I’ve been accused of being naïve in thinking that journalists will ever decide to do the right thing. But isn’t the basis of progressive politics the belief that enlightened self interest can produce a better society, that those who work can be trusted to control and direct what they do? It’s certainly not as naïve as believing that the British establishment is suddenly going to discover that it really shouldn’t be protecting elite power.

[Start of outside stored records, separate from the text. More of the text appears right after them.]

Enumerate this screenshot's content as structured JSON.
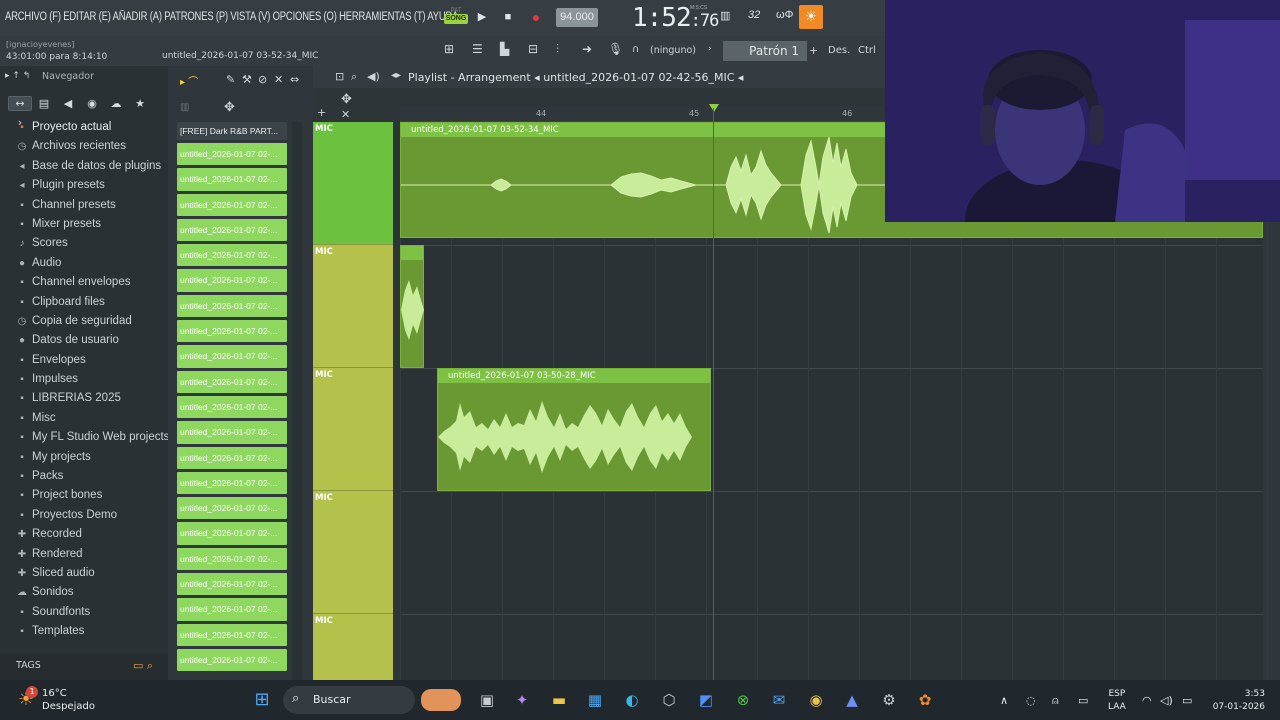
{
  "menubar": {
    "menu_text": "ARCHIVO (F) EDITAR (E) AÑADIR (A) PATRONES (P) VISTA (V) OPCIONES (O) HERRAMIENTAS (T) AYUDA",
    "pat_label": "PAT",
    "song_label": "SONG",
    "tempo": "94.000",
    "clock_main": "1:52",
    "clock_sub": ":76",
    "clock_unit": "M:S:CS",
    "cpu_label": "32",
    "cpu_icon": "cpu-bars-icon",
    "sun_icon": "sun-icon"
  },
  "toolbar2": {
    "user": "[ignacioyevenes]",
    "time_info": "43:01:00 para 8:14:10",
    "file_name": "untitled_2026-01-07 03-52-34_MIC",
    "ninguno": "(ninguno)",
    "patron": "Patrón 1",
    "des": "Des.",
    "ctrl": "Ctrl"
  },
  "browser": {
    "title": "Navegador",
    "items": [
      {
        "label": "Proyecto actual",
        "icon": "folder-icon"
      },
      {
        "label": "Archivos recientes",
        "icon": "clock-icon"
      },
      {
        "label": "Base de datos de plugins",
        "icon": "plug-icon"
      },
      {
        "label": "Plugin presets",
        "icon": "plug-icon"
      },
      {
        "label": "Channel presets",
        "icon": "folder-icon"
      },
      {
        "label": "Mixer presets",
        "icon": "folder-icon"
      },
      {
        "label": "Scores",
        "icon": "note-icon"
      },
      {
        "label": "Audio",
        "icon": "person-icon"
      },
      {
        "label": "Channel envelopes",
        "icon": "folder-icon"
      },
      {
        "label": "Clipboard files",
        "icon": "folder-icon"
      },
      {
        "label": "Copia de seguridad",
        "icon": "clock-icon"
      },
      {
        "label": "Datos de usuario",
        "icon": "person-icon"
      },
      {
        "label": "Envelopes",
        "icon": "folder-icon"
      },
      {
        "label": "Impulses",
        "icon": "folder-icon"
      },
      {
        "label": "LIBRERIAS 2025",
        "icon": "folder-icon"
      },
      {
        "label": "Misc",
        "icon": "folder-icon"
      },
      {
        "label": "My FL Studio Web projects",
        "icon": "folder-icon"
      },
      {
        "label": "My projects",
        "icon": "folder-icon"
      },
      {
        "label": "Packs",
        "icon": "folder-icon"
      },
      {
        "label": "Project bones",
        "icon": "folder-icon"
      },
      {
        "label": "Proyectos Demo",
        "icon": "folder-icon"
      },
      {
        "label": "Recorded",
        "icon": "plus-icon"
      },
      {
        "label": "Rendered",
        "icon": "plus-icon"
      },
      {
        "label": "Sliced audio",
        "icon": "plus-icon"
      },
      {
        "label": "Sonidos",
        "icon": "cloud-icon"
      },
      {
        "label": "Soundfonts",
        "icon": "folder-icon"
      },
      {
        "label": "Templates",
        "icon": "folder-icon"
      }
    ],
    "tags": "TAGS"
  },
  "channels": {
    "header": "[FREE] Dark R&B PART...",
    "items": [
      "untitled_2026-01-07 02-...",
      "untitled_2026-01-07 02-...",
      "untitled_2026-01-07 02-...",
      "untitled_2026-01-07 02-...",
      "untitled_2026-01-07 02-...",
      "untitled_2026-01-07 02-...",
      "untitled_2026-01-07 02-...",
      "untitled_2026-01-07 02-...",
      "untitled_2026-01-07 02-...",
      "untitled_2026-01-07 02-...",
      "untitled_2026-01-07 02-...",
      "untitled_2026-01-07 02-...",
      "untitled_2026-01-07 02-...",
      "untitled_2026-01-07 02-...",
      "untitled_2026-01-07 02-...",
      "untitled_2026-01-07 02-...",
      "untitled_2026-01-07 02-...",
      "untitled_2026-01-07 02-...",
      "untitled_2026-01-07 02-...",
      "untitled_2026-01-07 02-...",
      "untitled_2026-01-07 02-..."
    ]
  },
  "playlist": {
    "title": "Playlist - Arrangement",
    "breadcrumb": "untitled_2026-01-07 02-42-56_MIC",
    "ruler": [
      "44",
      "45",
      "46"
    ],
    "tracks": [
      "MIC",
      "MIC",
      "MIC",
      "MIC",
      "MIC"
    ],
    "clips": [
      {
        "name": "untitled_2026-01-07 03-52-34_MIC"
      },
      {
        "name": ""
      },
      {
        "name": "untitled_2026-01-07 03-50-28_MIC"
      }
    ]
  },
  "taskbar": {
    "weather_temp": "16°C",
    "weather_desc": "Despejado",
    "weather_badge": "1",
    "search": "Buscar",
    "lang1": "ESP",
    "lang2": "LAA",
    "time": "3:53",
    "date": "07-01-2026"
  },
  "colors": {
    "clip_green": "#7dc244",
    "track_yellow": "#b4c24c",
    "accent_orange": "#f08a25"
  }
}
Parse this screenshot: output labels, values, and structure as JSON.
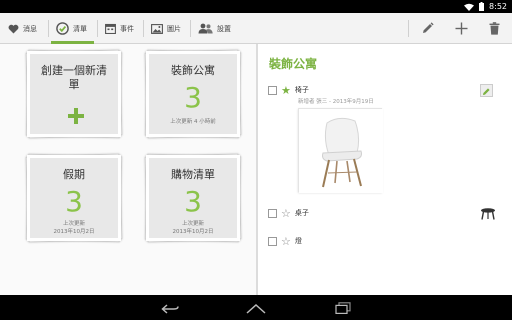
{
  "status_bar": {
    "time": "8:52"
  },
  "tabs": [
    {
      "label": "消息",
      "icon": "heart-icon"
    },
    {
      "label": "清單",
      "icon": "checkmark-icon",
      "active": true
    },
    {
      "label": "事件",
      "icon": "calendar-icon"
    },
    {
      "label": "圖片",
      "icon": "image-icon"
    },
    {
      "label": "設置",
      "icon": "people-icon"
    }
  ],
  "actions": [
    {
      "name": "edit",
      "icon": "pencil-icon"
    },
    {
      "name": "add",
      "icon": "plus-icon"
    },
    {
      "name": "delete",
      "icon": "trash-icon"
    }
  ],
  "cards": [
    {
      "title": "創建一個新清單",
      "action": "create"
    },
    {
      "title": "裝飾公寓",
      "count": "3",
      "meta_line1": "上次更新 4 小時前",
      "meta_line2": ""
    },
    {
      "title": "假期",
      "count": "3",
      "meta_line1": "上次更新",
      "meta_line2": "2013年10月2日"
    },
    {
      "title": "購物清單",
      "count": "3",
      "meta_line1": "上次更新",
      "meta_line2": "2013年10月2日"
    }
  ],
  "detail": {
    "title": "裝飾公寓",
    "items": [
      {
        "name": "椅子",
        "starred": true,
        "meta": "新增者 張三 - 2013年9月19日",
        "image": "white-chair",
        "icon": "pencil-icon"
      },
      {
        "name": "桌子",
        "starred": false,
        "icon": "stool-icon"
      },
      {
        "name": "燈",
        "starred": false
      }
    ]
  },
  "colors": {
    "accent": "#7cb342",
    "count": "#8bc34a",
    "actionbar": "#f3f3f3"
  }
}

There’s much to be played out still. No doubt many lawyers will earn much money as the legal entanglements mount up over the next few years. At the moment, if I try to sum things up this is what I see. I don’t see the big media owners hurting much, despite the squealing, and I don’t see concentration of ownership being addressed for a very long time indeed. I see the powerful media organisations willing and able to use all their resources to confront the new framework, while smaller media organisations – local papers, small specialist websites, bloggers – worry about the costs of both signing up and not signing up. And I see Index on Censorship, English PEN and the Organisation for Security and Co-operation in Europe – a broad range of organisations no doubt soon to be denounced as Murdoch stooges by the forces of illiberal liberalism – expressing serious doubts about where we are going.
I hope I’ve shown that I’m not a zealot on either side of this debate. I can understand many of the arguments on both sides, but my gut feeling as a journalist is that we’ve conceded far too much to established power in return for what is at best a vague chance of some improvement in some areas. I think it’s an incredibly important issue worthy of a better quality of debate than has been seen so far. I’m happy to debate any of this via the comments page, but I won’t engage with people who simply want to hurl abuse. It would be quite good if we could avoid the kind of “motorways were invented by the Nazis so if you drive on a motorway you’re a Nazi” kind of erroneous nonsense that too often masquerades as serious debate these days too.
And if you’ve made it this far, thanks for sticking with this.